The three women allegedly claimed on messaging app Line that the paper pulp used to make toilet paper is also used in the production of masks, which would result in an imminent shortage, as stocks of masks have already been depleted amid a battle to contain the 2019 novel coronavirus, the Criminal Investigation Bureau said.
The messages were quickly disseminated on Line and other social media platforms, which led to a run on toilet paper and paper towels at grocery stores and supermarkets as people began hoarding the items.
Due to the panic buying and shortages in many cities, government officials refuted the rumor in a statement saying that “the ingredients for toilet paper are different from those for producing masks.”
People should not worry and there is no need for hoarding, “as the supply of materials to make toilet paper is at normal levels and there is no shortage,” the Ministry of Justice said in a statement yesterday.
The three suspects were questioned for allegedly circulating the original rumor and they face charges of contravening provisions of Article 63 of the Social Order Maintenance Act (社會秩序維護法), which stipulates penalties for “spreading rumors in a way that is sufficient to undermine public order and peace,” bureau Third Investigation Corps head Hsiao Juei-hao (蕭瑞豪) said.
The suspects are part of a home products direct-sales business group: a 69-year-old woman surnamed Liao (廖) and her two subordinates, both surnamed Chen (陳), aged 40 and 33, Hsiao said.
The trio likely aimed to benefit financially from the rumor, as their wares include toilet paper and paper towels, Hsiao added.
Meanwhile, a Taipei deputy police chief surnamed Liao (廖) received a major demerit and was transferred to another post for leaking the information of a person who was ordered into 14-day home quarantine after returning from a visit to China.
Chinese-language media reported that the deputy chief was stationed at Taipei’s Neihu District (內湖) Police Precinct and that he will likely face charges, as the case has been referred to prosecutors to investigate a breach of the Personal Data Protection Act (個人資料保護法).
The deputy chief was reportedly checking on a Taipei resident under home quarantine, one of Taiwan’s confirmed cases of the coronavirus, when he allegedly took photographs of the person’s file, which included their name, home address and other personal information.
He reportedly shared the information on Line with a few friends, one of whom then allegedly posted the data in other groups and on Facebook.
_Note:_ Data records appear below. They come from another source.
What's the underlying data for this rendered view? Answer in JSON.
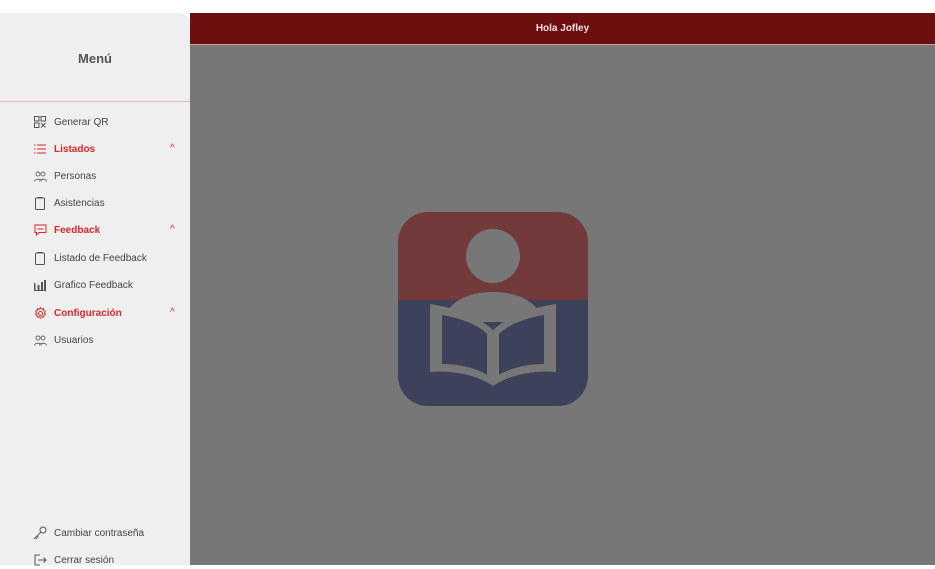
{
  "header": {
    "greeting": "Hola Jofley"
  },
  "sidebar": {
    "title": "Menú",
    "items": [
      {
        "label": "Generar QR",
        "icon": "qr-code-icon"
      },
      {
        "label": "Listados",
        "icon": "list-icon",
        "section": true,
        "expanded": true
      },
      {
        "label": "Personas",
        "icon": "people-icon"
      },
      {
        "label": "Asistencias",
        "icon": "clipboard-icon"
      },
      {
        "label": "Feedback",
        "icon": "chat-icon",
        "section": true,
        "expanded": true
      },
      {
        "label": "Listado de Feedback",
        "icon": "clipboard-icon"
      },
      {
        "label": "Grafico Feedback",
        "icon": "bar-chart-icon"
      },
      {
        "label": "Configuración",
        "icon": "gear-icon",
        "section": true,
        "expanded": true
      },
      {
        "label": "Usuarios",
        "icon": "people-icon"
      }
    ],
    "footer": [
      {
        "label": "Cambiar contraseña",
        "icon": "key-icon"
      },
      {
        "label": "Cerrar sesión",
        "icon": "logout-icon"
      }
    ],
    "chevron": "^"
  },
  "colors": {
    "topbar": "#6d0f0f",
    "accent": "#d2282b",
    "overlay": "#777777",
    "logo_top": "#733a3b",
    "logo_bottom": "#3d4159"
  }
}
“We must not leak the personal information of people infected with the virus, because that will cause stigmatization and lead to confrontation in society. Then people who should be quarantined will try to hide their health situation. If many people do so, then it will seriously damage efforts to contain the spread of the coronavirus,” Minister of Health and Welfare Chen Shih-chung (陳時中) said.
Separately yesterday in Kaohsiung, health officials reported that 84 people had all tested negative for the coronavirus after their 14-day home quarantine ended.
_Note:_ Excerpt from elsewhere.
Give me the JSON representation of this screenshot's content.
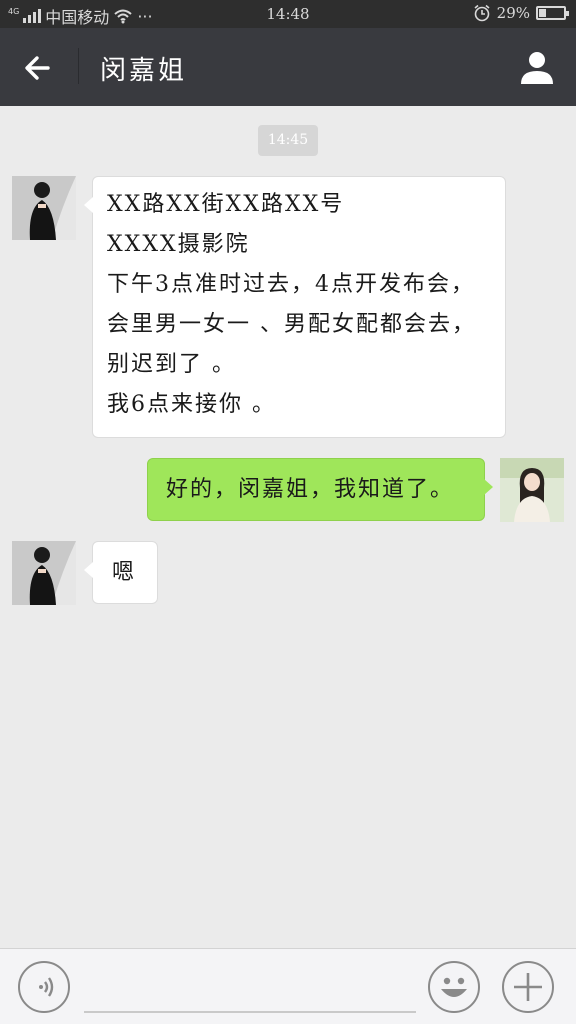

A Taiwanese businessman in his 50s on Jan. 21 returned from Wuhan, China — the epicenter of the coronavirus outbreak — with a slight fever and symptoms of a respiratory ailment. As a possible infection case, health officials ordered him into a 14-day home quarantine, but the next day he defied the order and went out to socialize with friends, including eating meals and going to a Kaohsiung dance hall.
After authorities discovered his actions, the 84 people who had close contact with him that day were ordered into 14-day home quarantine and he was fined NT$300,000.
However, Kaohsiung prosecutors decided not to charge him with breaching the Communicable Disease Control Act (傳染病防治法), as his actions did not cause any coronavirus infections and there was insufficient evidence to prove that he knowingly attempted to spread the disease.